Tout était paisible dans cette petite boutique un peu en retrait. Un petit endroit chaleureux et calme, où le silence profond et épais, moelleux comme un empilement de coussins, n'était qu'à peine égratigné par le tic-tic régulier d'un nombre respectable d'horloges et petites montres en tous genre. Quoi de plus normal, au sein d'une horlogerie ?
Rien ne bougeait dans cette salle de taille moyenne, encombrée tel un cauchemar de femme de ménage, et les rares clients qui s'y attardaient de temps en temps devaient littérallement se frayer un passage entre les meubles, et les appareils posés à même le sol, pour entrer, y evoluer, et sortir. Cependant, il n'y avait personne dans l'horlogerie, en cette jolie matinée qui s'annonçait radieuse dans le merveilleux royaume d'Akiyu.
Aucun client ou curieux n'avait encore pointé son nez, et le tenancier de cette petite boutique n'était pas visible à cet instant.
Leandre profitait, en réalité, de chaque moment d'accalmie, et ils étaient nombreux, ma foi, pour foncer dans son arrière boutique, une pièce plus étroite des plus singulière. Tout un côté servait de remise, c'est à dire, en langage leandrien, un gros tas de marchandises en vrac, d'horloges qui émettaient à intermittences régulières des COUCOU ou des TUT-TUT (oui, ça varie) de contrariété ou de lassitude... du moins pouvait-on l'imaginer. L'autre moitié de la pièce était spéciale. C'était l'atelier de Leandre, un chaos cauchemardesque d'où il tirait les objets les plus singuliers et les plus inutiles que le monde ait connu... Et, bien sur, ses montres et ses horloges.
Elle était assez sombre, malgré la petite lucarne qui donnait à l'arrière. Il avait choisi ce modeste pas de porte à cause de cette petite lucarne dans l'arrière boutique, pour tout dire. Il y passait un temps fou, et un peu de lumière n'était pas pour lui déplaire, sans compter qu'il pouvait facilement aérer le local sans que la boutique ne se voit envahir de fumée. Car ça arrivait ponctuellement... Certains de ses petits mécanismes rendaient vite l'âme pour cause de surchauffe, et, selon leur configuration et ce qu'ils contenaient, il leur arrivait de dégager, en succombant, quelques nuages fort opaques.
Le fait était que Leandre partageait son temps entre l'horlogerie de pure tradition, et des inventions censées changer la face du monde, comme cet ouvreur de porte, par exemple. L'appareil se présentait sous la forme d'un horrible gros tas de rouages de quinze kilos, à placer "discrètement", selon Leandre, à côté de la porte à ouvrir.
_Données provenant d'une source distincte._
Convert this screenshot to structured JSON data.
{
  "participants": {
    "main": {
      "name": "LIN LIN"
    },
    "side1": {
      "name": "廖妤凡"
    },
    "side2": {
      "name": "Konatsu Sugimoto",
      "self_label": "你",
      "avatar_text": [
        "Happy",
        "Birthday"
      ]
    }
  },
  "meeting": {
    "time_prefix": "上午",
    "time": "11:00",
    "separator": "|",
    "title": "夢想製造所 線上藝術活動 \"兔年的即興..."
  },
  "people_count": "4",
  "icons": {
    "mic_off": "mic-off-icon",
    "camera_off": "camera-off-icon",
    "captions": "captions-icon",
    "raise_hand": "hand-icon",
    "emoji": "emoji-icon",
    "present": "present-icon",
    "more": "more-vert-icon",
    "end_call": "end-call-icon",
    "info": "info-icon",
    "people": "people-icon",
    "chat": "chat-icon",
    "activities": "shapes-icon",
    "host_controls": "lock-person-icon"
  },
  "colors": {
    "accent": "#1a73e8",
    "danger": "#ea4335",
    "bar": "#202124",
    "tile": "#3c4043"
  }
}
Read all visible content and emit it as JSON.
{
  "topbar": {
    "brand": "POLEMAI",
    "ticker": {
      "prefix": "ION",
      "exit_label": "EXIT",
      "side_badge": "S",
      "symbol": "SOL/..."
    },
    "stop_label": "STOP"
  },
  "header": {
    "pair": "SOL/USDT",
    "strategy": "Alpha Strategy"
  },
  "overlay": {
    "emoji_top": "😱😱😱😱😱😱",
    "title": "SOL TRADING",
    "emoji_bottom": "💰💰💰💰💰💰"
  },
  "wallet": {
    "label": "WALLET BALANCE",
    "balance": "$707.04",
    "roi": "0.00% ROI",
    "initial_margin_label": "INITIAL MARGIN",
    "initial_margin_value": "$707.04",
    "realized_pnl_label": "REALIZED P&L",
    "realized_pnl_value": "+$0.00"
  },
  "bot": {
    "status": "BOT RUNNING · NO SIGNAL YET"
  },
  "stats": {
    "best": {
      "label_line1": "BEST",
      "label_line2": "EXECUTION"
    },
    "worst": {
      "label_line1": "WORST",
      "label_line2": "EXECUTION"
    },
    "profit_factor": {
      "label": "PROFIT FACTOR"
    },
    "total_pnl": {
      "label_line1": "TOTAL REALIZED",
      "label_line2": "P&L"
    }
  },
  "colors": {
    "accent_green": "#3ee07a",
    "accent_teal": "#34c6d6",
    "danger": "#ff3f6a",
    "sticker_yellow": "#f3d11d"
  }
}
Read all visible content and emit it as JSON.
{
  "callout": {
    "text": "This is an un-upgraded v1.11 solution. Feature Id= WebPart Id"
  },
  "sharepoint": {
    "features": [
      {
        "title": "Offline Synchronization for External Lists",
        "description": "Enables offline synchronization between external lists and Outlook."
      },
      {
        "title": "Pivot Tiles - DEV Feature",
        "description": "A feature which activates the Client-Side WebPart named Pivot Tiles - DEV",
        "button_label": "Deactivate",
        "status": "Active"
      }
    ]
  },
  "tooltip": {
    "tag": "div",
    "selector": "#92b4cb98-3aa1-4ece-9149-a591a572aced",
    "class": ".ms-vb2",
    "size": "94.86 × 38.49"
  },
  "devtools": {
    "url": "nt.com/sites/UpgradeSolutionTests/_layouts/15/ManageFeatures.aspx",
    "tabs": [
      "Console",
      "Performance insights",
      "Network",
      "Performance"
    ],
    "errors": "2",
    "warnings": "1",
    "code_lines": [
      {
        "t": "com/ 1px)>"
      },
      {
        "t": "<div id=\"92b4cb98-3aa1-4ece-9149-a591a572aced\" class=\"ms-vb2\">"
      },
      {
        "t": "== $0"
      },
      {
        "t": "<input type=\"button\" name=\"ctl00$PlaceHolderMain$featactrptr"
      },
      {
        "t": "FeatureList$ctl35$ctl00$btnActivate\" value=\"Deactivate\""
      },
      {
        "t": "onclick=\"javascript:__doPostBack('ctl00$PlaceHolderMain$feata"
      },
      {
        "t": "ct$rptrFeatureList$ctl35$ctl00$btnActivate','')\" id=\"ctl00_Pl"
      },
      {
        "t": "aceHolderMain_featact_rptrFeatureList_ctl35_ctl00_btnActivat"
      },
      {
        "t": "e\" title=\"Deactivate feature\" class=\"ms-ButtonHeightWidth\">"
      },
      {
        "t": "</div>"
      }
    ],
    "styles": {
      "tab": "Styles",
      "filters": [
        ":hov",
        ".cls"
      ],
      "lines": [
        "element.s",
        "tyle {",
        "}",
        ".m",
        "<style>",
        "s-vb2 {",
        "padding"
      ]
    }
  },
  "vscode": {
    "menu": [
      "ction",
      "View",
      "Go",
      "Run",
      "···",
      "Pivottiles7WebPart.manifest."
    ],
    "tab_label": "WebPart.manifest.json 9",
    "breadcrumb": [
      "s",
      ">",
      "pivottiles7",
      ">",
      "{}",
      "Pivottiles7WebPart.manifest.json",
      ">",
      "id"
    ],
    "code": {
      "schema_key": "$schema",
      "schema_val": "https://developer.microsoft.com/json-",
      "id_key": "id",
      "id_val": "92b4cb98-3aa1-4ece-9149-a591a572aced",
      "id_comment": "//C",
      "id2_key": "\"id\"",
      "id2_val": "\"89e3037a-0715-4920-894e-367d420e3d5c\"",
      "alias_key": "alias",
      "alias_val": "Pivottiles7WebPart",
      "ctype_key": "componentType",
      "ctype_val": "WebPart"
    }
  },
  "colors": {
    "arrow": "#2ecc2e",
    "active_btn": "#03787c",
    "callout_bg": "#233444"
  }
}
Une petite tablette mince montée sur ressort devait se poser au sol, au pied de la porte. L'appareil était - toujours censément - prévenu de l'arrivée de quelqu'un par la variation de poids, lorsque ce dernier marchait sur la tablette, et actionnait la poignée pour ouvrir la porte et dégager le passage.
Leandre l'avait testée deux fois. La première lui avait valu de se prendre la porte en plein visage - oh oui, le robot avait bien ouvert la porte... en la poussant au lieu de la tirer - et la seconde, de la voir se refermer sur lui, avec un résultat record de trois côtes fêlées et deux doigts cassés.
L'ouvreur de porte avait été mis de côté pour remédier à ses petits dysfonctionnements... Mais Leandre, le temps d'y réfléchir, avait déjà eu un autre projet en cours. C'était souvent comme ça.
Ce matin là, il avait travaillé sur son fameux jeu de roues ovales pour brouettes - qui allaient changer la face du monde - prévues pour provoquer un mouvement de bas en haut lorsqu'on pousse, afin d'obtenir un effet mélangeur qui serait certainement très utile... enfin, valait mieux pas transporter des choses fragiles.
Il s'arrêta au moment même où toutes les horloges de la boutiques émirent un DONG... grave, mis à part bien sur la famille des Fantaisistes, qui caquetèrent, couinèrent, produisirent quelques notes de musiques, ou simplement extirpèrent de leurs profondeurs un panneau "C'est l'heure" - ça, c'est destiné à la clientèle malentendante.
Il était onze heures très précisément, et il était alors penché sur son petit appentis depuis le lever du soleil, absorbé par ses schémas et les bouts de matériaux qu'il assemblaient avec enthousiasme.
Il se redressa, s'étira, et, de fort bonne humeur, lança un "Dongggg" en écho à ses horloges, puis regagna la boutique.